Could Britain be forced to tell people to turn off the hot water in a bid to save the country’s gas stocks?
On Friday, a German city unveiled plans to turn off hot water in public buildings, swimming pools, sports halls and gyms.
Asked about whether similar measures implemented across the UK could affect the energy prices customers pay for energy this winter, Robert Buckley from Cornwall Insight said: “It might make a difference. I think what you raise is a really good point and we are in danger of running into this voluntarily because there is also a cost of business doing crisis here because of these energy cost increases.
“We will go into a period where energy prices may be for businesses five, six or seven times where they have been historically and what you will end up there is that businesses can’t afford to run. And actually businesses might themselves decide not to heat swimming pools or whatever.
“So, I think that the Germans are having this conversation is really constructive for them. And it’s a conversation that actually we should be having more over here.”

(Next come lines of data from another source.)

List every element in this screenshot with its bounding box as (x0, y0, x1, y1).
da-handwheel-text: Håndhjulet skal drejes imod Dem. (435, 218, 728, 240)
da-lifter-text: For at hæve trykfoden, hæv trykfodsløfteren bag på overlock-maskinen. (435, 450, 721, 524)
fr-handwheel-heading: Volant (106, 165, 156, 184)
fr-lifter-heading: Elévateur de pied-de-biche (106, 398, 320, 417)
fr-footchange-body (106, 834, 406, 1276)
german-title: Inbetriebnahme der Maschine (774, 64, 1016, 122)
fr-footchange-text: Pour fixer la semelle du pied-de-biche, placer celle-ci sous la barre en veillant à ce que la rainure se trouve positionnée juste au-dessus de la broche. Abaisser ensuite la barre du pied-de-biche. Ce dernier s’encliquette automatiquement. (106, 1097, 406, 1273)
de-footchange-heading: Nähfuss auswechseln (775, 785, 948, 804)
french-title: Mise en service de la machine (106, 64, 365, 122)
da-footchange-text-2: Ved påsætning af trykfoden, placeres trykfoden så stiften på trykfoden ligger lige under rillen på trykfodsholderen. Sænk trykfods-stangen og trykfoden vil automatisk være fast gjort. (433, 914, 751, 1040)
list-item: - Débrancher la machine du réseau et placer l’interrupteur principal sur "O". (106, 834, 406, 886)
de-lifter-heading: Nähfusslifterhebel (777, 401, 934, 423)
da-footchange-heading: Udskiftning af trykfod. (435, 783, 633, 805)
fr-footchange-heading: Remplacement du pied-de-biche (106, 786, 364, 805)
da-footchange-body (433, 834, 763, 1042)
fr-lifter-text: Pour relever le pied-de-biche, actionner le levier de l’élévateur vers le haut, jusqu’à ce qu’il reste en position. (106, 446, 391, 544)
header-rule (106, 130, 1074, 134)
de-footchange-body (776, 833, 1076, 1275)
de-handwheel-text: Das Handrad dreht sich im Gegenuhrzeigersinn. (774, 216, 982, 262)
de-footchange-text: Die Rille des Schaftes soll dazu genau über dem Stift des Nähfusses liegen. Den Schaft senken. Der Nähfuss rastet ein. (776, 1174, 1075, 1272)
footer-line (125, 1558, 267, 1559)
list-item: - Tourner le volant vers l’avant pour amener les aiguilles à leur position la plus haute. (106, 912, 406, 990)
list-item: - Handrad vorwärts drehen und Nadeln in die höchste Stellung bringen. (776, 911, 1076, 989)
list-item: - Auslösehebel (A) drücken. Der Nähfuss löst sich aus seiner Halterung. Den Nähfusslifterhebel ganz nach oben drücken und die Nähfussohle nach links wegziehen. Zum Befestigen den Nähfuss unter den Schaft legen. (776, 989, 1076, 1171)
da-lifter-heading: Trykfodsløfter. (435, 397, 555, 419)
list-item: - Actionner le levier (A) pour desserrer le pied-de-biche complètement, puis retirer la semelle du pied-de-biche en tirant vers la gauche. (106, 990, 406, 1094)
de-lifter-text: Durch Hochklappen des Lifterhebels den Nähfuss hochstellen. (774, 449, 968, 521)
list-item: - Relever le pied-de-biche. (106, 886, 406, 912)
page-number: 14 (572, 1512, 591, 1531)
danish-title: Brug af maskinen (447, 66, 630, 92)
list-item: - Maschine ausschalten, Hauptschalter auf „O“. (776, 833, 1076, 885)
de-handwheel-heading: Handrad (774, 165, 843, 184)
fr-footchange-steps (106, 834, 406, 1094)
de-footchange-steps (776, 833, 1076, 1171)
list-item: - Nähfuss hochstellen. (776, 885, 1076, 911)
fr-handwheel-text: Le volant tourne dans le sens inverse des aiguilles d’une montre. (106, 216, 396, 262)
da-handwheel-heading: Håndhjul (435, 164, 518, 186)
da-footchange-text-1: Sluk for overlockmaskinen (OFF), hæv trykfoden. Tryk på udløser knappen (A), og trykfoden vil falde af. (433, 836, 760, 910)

A BEIS spokesperson told ELN: “The UK’s secure and diverse energy supplies will ensure households, businesses and industry can be confident they can get the electricity and gas they need.
“Britain is at a strategic advantage compared to other European countries through access to our own North Sea gas reserves, steady imports from reliable partners like Norway, the second largest LNG port infrastructure in Europe and a gas supply underpinned by robust legal contracts.
“Thanks to a massive £90 billion investment in clean energy in the last decade, we have one of the most reliable and diverse energy systems in the world and unlike Europe, we are not dependent on Russian energy imports.”